Хотя, воровала я и раньше.
Обидно было, что всегда не хватало карманных денег, вернее, мне их почти не давали. Перепадало что-то от бабушки, что-то от поддавшей, а от того подобревшей матери, но в целом карманных денег у меня почти не было. Поэтому магазины с их отделами самообслуживания были отличным шансом «разбогатеть». Это сейчас магнитные ценники будут пищать на выходе, а раньше – кинул в рукав кусок сыра или колбасы, а бывало, и того, и другого – и вот, рубль с лишним уже в кармане.
Еще частенько я «злоупотребляла» наземным транспортом. Кассы, стоящие в каждом автобусе были с отрывными билетиками. А деньги кидались сверху. В итоге, если ты кидал не пятачок, а пятнадцать или двадцать копеек, тебе нужно было просить: «Не опускайте пять копеек!» и таким образом, собирать себе сдачу. Естественно, сдачу я собирала уже с самого пятачка. Ездила я часто, преимущественно в музыкальную школу, поездки были раза три в неделю, и навар превосходил все ожидания. Хорошо темперированный клавир делал своё дело, Бах в гробу переворачивался от такого предприимчивого музыканта как я.
А между тем, хотелось всего. Хотелось импортных фломастеров, как у Ленки Елисеевой (папа у неё был дипломат), хотелось книгу про Карлсона, как у Ирки, хотелось ручку с небесно-голубыми чернилами, как у Ефремовой (а у этой папа-стюард). И обидно было, дико обидно, что не было ничего этого у меня. Обиды эти опять же воплотились в воровство. Которое, впрочем, раскрылось и меня чуть не исключили из пионеров. В классе своём я стала изгоем и дружила с хулиганьём из параллельных.
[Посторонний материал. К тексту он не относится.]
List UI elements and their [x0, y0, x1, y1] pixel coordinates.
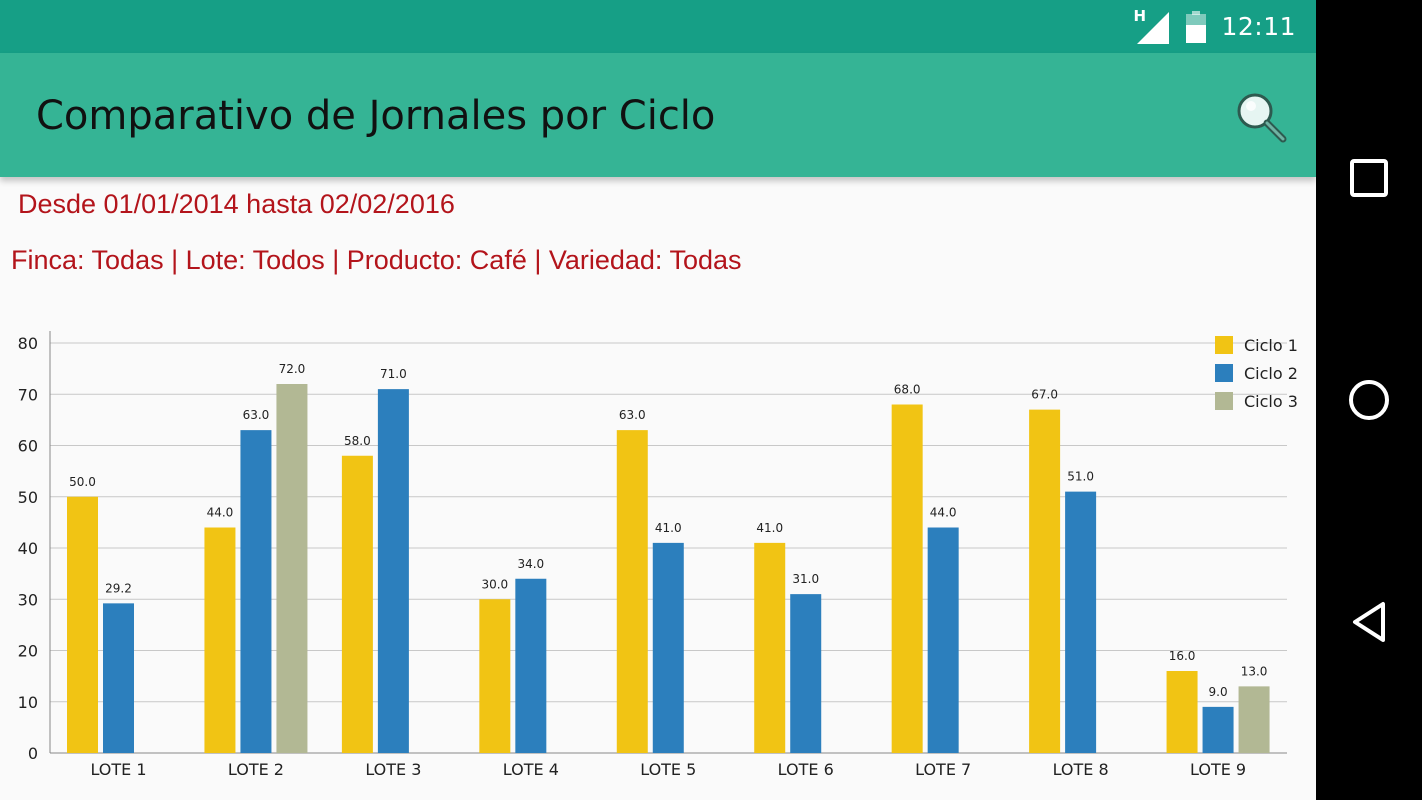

А с одной одноклассницей, явно страдавшей девиантным поведением, мы задумали ограбить кабинет биологии.
И надо же было такому случиться, что в тот самый зимний вечер, на школьном дворе, гулял муж биологички с ребенком.
К слову сказать, биологичка была нашим классным руководителем,
и супруг, заподозрив неладное технично «довёл» нас до подъезда одноклассницы Юльки. Вычислить нашу шайку потом не составило большого труда.
А ведь у нас был целый план. Окна класса располагались на первом этаже школы, и форточка предварительно была не закрыта, и время было довольно позднее, и темно…
Но… Злополучный папаша с ребенком «засёк» нас в самый интересный момент похищения каких-то фотографий с изображением собак, в нелепых металлических рамках, которые сейчас в престарелом доме и то не повесят.
Боже, как же убого мы жили!!!
Куда мы собирались деть эти фото – я не помню. Просто, кажется, хотели присвоить себе. Просто обладать. Как же было важно чем-то обладать на тот момент!
Живым или неживым, но обладать, чтобы это было твоим и ничьим другим.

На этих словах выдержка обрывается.